PubMed 22540670
Referenced in: none
Automatically associated channels: TRP , TRPV , TRPV1
Title: Transient receptor potential vanilloid 1 mediates nerve growth factor-induced bladder hyperactivity and noxious input.
Authors: Barbara Frias, Ana Charrua, Antonio Avelino, Martin C Michel, Francisco Cruz, Célia D Cruz
Journal, date & volume: BJU Int., 2012 Oct , 110, E422-8
PubMed link: http://www.ncbi.nlm.nih.gov/pubmed/22540670
Abstract
To explore the role of transient receptor potential vanilloid 1 (TRPV1) in the excitatory effects of chronic administration of nerve growth factor (NGF) on bladder-generated sensory input and reflex activity. To explore new therapeutic targets for bladder dysfunction.Wild-type (WT) and TRPV1 knockout (KO) mice received daily intraperitoneal injections of NGF (1 µg/10 g) or saline for a period of 4 days, during which time thermal sensitivity was evaluated daily. On the 5th day, mice were anaesthetized and cystometries were performed. The frequency, amplitude and area under the curve (AUC) of bladder reflex contractions were determined. c-Fos expression was evaluated on L6 spinal cord sections of WT and TRPV1 KO mice treated with saline or chronic NGF by immunohistochemistry. TrkA receptor staining intensity was determined in L6 spinal cord sections and respective dorsal root ganglia of WT and TRPV1 KO mice.Repeated administration of NGF induced thermal hypersensitivity in WT but not in TRPV1 KO mice. The frequency of bladder contractions of saline-treated WT and TRPV1 KO mice was similar, the values respectively being 0.45 ± 0.12/min and 0.46 ± 0.16/min. Treatment with NGF enhanced bladder reflex activity in WT mice to 1.23 ± 0.41/min (P < 0.05). In NGF-treated KO mice, the frequency of bladder contractions was 0.60 ± 0.05/min. Irrespective of treatment, no differences were observed in the amplitude of bladder contractions of WT and TRPV1 KO mice.
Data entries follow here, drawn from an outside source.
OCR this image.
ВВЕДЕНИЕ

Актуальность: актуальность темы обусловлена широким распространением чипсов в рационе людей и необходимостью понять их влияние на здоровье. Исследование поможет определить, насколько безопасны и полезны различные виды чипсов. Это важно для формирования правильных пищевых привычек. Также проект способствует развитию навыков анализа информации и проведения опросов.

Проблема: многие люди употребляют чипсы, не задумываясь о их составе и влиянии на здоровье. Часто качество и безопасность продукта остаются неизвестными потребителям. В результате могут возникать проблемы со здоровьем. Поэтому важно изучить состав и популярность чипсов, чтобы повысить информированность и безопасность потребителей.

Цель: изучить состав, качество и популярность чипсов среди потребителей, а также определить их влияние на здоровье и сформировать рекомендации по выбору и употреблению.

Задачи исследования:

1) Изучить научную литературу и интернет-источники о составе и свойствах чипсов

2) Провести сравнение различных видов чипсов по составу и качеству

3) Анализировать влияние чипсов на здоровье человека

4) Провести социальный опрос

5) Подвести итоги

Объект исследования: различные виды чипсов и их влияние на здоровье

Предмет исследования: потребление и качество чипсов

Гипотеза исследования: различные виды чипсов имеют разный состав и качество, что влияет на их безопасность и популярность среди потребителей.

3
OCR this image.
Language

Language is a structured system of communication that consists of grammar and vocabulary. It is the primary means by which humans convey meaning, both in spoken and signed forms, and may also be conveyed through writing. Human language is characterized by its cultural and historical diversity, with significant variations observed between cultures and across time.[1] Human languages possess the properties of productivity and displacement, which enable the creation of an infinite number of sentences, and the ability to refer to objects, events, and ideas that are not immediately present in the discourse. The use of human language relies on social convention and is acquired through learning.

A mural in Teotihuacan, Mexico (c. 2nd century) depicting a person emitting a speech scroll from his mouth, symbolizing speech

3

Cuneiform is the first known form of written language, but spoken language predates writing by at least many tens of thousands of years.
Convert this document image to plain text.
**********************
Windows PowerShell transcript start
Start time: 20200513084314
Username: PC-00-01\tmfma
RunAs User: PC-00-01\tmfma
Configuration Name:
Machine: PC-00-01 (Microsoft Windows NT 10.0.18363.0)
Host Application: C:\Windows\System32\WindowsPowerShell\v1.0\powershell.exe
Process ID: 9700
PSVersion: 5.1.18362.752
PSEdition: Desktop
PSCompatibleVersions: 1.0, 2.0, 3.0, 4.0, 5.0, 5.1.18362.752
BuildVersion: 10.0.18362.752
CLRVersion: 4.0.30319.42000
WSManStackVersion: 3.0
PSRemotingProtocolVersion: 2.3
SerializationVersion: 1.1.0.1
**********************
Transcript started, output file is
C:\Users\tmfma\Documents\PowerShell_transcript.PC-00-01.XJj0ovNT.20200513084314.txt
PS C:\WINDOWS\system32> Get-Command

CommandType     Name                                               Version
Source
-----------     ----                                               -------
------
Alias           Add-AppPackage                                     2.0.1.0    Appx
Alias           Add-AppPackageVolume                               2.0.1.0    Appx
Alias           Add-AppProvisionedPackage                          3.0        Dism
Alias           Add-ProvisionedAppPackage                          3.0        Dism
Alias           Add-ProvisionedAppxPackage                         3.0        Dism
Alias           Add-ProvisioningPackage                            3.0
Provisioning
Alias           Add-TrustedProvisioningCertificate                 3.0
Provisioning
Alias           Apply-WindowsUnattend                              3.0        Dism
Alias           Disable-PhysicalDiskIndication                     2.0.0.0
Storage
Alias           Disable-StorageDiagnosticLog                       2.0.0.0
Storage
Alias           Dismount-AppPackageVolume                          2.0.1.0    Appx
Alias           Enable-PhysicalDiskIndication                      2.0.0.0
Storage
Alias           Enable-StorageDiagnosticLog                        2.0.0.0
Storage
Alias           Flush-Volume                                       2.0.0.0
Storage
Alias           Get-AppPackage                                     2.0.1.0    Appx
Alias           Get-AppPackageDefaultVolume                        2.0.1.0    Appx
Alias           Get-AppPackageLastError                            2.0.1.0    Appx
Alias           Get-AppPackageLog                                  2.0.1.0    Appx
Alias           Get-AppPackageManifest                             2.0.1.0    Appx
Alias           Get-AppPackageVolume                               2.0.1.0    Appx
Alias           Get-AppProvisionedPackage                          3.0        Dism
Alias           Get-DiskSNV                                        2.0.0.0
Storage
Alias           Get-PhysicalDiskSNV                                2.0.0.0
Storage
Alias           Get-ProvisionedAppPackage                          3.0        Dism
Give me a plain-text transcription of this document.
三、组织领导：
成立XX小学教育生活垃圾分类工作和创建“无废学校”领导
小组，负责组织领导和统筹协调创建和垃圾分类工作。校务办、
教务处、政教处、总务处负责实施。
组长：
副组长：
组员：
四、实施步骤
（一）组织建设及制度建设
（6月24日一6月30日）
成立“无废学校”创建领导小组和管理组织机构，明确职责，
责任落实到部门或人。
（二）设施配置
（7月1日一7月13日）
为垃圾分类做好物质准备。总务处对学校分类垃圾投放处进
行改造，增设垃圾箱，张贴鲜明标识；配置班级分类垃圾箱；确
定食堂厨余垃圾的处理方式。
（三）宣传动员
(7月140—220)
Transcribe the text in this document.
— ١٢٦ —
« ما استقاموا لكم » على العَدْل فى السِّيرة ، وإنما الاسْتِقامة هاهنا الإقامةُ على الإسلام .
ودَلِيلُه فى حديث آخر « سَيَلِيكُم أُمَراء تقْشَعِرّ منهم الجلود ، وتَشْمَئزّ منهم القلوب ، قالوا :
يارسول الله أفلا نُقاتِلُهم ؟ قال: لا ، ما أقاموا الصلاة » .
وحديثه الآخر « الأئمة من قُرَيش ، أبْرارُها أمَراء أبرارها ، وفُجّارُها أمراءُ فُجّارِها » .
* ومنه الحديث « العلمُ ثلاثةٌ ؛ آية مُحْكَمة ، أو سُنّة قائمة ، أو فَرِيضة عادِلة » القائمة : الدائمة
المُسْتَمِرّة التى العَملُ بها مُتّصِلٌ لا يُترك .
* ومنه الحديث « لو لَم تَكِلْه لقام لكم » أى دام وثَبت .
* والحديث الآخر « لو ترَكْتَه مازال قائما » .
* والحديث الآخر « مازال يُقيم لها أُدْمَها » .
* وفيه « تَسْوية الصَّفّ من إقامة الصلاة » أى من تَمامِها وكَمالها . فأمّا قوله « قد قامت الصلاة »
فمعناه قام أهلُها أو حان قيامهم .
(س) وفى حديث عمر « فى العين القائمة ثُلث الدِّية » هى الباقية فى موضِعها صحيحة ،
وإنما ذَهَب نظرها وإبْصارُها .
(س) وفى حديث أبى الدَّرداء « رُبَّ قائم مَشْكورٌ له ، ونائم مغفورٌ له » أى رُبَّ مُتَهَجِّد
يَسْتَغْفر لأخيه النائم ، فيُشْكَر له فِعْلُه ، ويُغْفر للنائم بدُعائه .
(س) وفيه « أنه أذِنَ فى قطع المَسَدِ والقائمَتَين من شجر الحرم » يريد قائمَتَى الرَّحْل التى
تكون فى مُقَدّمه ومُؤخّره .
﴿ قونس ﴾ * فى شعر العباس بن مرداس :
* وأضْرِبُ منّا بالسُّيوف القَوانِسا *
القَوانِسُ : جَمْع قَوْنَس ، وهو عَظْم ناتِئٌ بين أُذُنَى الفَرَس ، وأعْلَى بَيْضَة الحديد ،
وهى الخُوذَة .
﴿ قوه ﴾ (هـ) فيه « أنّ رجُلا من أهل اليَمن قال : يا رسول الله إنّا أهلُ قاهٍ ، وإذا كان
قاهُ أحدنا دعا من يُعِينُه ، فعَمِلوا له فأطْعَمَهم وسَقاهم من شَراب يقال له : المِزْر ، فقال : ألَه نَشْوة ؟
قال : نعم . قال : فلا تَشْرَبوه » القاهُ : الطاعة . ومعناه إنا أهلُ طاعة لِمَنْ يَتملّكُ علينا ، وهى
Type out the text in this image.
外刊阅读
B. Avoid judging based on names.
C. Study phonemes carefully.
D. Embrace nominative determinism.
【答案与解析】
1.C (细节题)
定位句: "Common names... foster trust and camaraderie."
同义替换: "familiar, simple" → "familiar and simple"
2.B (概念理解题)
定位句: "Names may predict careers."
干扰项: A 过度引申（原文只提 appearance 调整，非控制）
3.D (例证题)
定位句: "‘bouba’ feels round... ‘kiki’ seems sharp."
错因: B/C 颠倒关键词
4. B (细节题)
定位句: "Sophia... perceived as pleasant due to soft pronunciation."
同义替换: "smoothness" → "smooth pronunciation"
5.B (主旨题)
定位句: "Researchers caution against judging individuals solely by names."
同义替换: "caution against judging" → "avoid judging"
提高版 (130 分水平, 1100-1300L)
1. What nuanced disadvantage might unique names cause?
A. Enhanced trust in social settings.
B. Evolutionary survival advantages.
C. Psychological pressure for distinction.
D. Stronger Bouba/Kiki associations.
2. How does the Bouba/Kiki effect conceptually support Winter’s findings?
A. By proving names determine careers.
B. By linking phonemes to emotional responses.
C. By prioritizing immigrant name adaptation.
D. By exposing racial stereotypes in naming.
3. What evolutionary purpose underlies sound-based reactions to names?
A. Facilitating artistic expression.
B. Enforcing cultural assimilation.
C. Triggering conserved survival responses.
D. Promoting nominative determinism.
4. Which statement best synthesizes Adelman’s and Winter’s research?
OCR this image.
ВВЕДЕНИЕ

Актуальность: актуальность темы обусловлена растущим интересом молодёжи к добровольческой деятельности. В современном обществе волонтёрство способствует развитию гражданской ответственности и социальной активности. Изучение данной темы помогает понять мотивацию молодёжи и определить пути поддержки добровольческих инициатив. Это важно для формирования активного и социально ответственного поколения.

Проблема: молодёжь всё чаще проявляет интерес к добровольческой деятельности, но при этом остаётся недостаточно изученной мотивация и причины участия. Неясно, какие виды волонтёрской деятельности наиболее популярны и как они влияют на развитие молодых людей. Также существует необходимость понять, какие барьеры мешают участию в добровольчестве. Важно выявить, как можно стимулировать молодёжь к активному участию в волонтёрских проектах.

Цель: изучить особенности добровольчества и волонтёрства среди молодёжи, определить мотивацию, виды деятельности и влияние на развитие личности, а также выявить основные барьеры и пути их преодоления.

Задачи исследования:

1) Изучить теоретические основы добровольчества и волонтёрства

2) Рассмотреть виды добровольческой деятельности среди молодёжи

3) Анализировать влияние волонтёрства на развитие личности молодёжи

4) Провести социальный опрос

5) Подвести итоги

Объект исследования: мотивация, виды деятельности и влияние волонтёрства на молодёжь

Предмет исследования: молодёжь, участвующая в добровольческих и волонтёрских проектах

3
The AUC was significantly increased in NGF-treated WT-mice, when compared with saline-treated WT-mice. No changes were found in AUC of saline-treated and NGF-treated TRPV1 KO mice. Chronic administration of NGF resulted in a significant increase of spinal c-Fos expression in WT mice (P < 0.05 vs KO animals), but not in TRPV1 KO animals. TrkA expression was similar in WT and TRPV1 KO mice.NGF-induced bladder overactivity and noxious input depend on the interaction of NGF with TRPV1. The lack of bladder overactivity in TRPV1 KO mice treated with NGF does not represent loss of TrkA expression. TRPV1 is essential for NGF-driven bladder dysfunction and represents a bottleneck target in bladder pathologies associated with NGF up-regulation.